Why psychoanalysis still matters?

There's a bit of a category mistake here given that Zizek isn't a practicing analyst and constantly says so -- he's using the analytic theory to make arguments about philosophical concepts. And while he is good at that, you can't understand him if you expect him to fix your compulsive symptoms (or whatever) because that's not what his writing is about. It is already quite specialized to begin with and demands a good background in the European tradition.

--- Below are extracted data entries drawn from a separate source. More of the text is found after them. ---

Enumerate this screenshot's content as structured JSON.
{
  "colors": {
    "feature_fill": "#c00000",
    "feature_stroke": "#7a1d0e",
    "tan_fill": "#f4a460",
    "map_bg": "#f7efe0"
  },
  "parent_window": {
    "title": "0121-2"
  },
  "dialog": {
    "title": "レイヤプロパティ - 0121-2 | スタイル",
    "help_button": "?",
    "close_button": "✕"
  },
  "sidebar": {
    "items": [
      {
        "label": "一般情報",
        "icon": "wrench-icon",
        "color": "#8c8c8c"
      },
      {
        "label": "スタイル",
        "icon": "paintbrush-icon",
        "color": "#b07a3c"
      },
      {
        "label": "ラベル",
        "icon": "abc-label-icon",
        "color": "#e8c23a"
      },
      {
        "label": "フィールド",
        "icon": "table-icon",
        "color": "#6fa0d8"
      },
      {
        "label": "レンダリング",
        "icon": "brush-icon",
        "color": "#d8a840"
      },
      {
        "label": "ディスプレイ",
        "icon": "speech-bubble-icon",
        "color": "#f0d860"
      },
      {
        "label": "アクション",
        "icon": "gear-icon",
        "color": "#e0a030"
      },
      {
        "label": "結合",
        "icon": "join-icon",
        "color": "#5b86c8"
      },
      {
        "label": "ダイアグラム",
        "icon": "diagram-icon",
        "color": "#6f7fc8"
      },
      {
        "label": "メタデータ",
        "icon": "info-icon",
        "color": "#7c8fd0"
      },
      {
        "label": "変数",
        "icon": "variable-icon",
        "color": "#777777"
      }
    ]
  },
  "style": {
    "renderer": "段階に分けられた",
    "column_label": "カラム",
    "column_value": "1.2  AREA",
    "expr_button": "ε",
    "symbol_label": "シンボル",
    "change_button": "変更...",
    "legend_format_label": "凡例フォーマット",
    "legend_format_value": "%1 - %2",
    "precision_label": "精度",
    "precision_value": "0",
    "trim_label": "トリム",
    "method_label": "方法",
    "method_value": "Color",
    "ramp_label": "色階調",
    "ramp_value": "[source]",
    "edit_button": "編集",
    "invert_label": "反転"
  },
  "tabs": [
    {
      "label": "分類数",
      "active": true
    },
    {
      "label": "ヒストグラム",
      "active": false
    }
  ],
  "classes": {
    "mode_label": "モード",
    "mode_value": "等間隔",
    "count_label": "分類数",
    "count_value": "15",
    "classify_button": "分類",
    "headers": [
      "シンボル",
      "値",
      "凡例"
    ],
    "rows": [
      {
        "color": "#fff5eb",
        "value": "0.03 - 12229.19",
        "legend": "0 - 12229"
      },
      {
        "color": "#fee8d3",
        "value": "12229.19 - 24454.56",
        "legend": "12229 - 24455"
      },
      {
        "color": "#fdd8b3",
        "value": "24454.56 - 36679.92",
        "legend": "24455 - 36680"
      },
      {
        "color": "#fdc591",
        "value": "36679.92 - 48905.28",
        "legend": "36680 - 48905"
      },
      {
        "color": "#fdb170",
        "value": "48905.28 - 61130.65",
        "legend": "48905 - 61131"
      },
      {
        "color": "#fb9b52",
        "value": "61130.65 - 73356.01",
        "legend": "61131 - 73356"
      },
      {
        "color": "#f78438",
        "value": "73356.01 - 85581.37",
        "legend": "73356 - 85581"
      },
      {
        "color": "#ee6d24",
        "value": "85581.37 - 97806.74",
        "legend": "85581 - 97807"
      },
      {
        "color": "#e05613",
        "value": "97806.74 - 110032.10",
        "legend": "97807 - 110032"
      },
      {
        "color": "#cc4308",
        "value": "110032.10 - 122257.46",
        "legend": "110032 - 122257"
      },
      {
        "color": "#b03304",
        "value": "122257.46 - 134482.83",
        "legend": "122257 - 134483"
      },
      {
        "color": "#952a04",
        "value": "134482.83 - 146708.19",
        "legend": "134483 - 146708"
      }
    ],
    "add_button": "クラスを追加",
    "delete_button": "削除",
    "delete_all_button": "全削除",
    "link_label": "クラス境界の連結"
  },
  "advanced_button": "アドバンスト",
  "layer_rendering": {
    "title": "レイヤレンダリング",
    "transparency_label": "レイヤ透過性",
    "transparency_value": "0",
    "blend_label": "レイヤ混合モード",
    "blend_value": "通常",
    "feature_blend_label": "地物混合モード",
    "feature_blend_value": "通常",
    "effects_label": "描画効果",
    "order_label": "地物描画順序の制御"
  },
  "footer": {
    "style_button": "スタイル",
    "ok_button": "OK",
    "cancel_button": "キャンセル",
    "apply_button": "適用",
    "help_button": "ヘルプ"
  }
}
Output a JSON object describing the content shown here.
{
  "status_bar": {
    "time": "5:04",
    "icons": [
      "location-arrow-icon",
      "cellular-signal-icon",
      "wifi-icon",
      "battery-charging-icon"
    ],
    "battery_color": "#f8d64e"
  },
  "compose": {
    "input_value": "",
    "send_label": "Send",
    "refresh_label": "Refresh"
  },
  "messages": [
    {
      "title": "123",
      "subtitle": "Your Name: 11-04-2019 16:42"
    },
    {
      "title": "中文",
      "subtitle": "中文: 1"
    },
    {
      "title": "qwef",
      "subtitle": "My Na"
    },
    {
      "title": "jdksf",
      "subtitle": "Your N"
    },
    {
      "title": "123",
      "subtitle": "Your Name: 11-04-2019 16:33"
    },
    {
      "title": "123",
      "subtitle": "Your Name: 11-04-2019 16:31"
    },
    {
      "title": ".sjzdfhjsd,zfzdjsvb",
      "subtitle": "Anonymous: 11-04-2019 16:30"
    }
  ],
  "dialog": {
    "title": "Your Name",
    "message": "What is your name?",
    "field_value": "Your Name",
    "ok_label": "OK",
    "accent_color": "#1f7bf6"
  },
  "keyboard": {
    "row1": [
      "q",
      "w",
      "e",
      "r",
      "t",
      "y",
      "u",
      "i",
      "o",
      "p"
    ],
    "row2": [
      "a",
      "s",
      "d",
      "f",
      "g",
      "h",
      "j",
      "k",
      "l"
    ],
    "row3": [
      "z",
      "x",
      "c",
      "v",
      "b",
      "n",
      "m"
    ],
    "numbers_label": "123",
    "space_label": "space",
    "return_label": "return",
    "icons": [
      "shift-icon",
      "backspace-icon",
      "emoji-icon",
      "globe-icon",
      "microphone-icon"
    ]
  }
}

Lacan at his prime is often sensationalized for his cult of celebrity and unusual fame with the artists of his time, but clinically speaking he was adamant about debunking prevailing psychological superstitions, effectively building his whole theory against any sense that an analyst could ever properly understand their patient from the outside without first understanding what their inner mental language and inner code was built like. This was a fundamental emphasis for him that he radicalized.

Psychoanalysis has evolved further since then (rounding to ~ half a century by now?) although it's not too well represented in literature departments. Nonetheless, plenty of classical concepts even from Lacan's time, like projective identification from Melanie Klein, are incredibly useful in understanding transference today (transference itself is a bedrock psychoanalytic concept from Freud himself). But this is going back to say that you need to be versed in the rudimentary Freudian concepts and then the thinkers in the generations after Freud before you reach better terms to cry pseudoscience -- that's an opinion though. Reading someone like Bruce Fink may help you if you since he writes clearly and, well, American-ly. At any rate, if you're not seriously interested and are just venting your dismissal, consider dabbling around books by someone like Gary Edelman instead, who isn't a psychoanalyst by any stretch but dedicates his major book on neuroscience to Freud.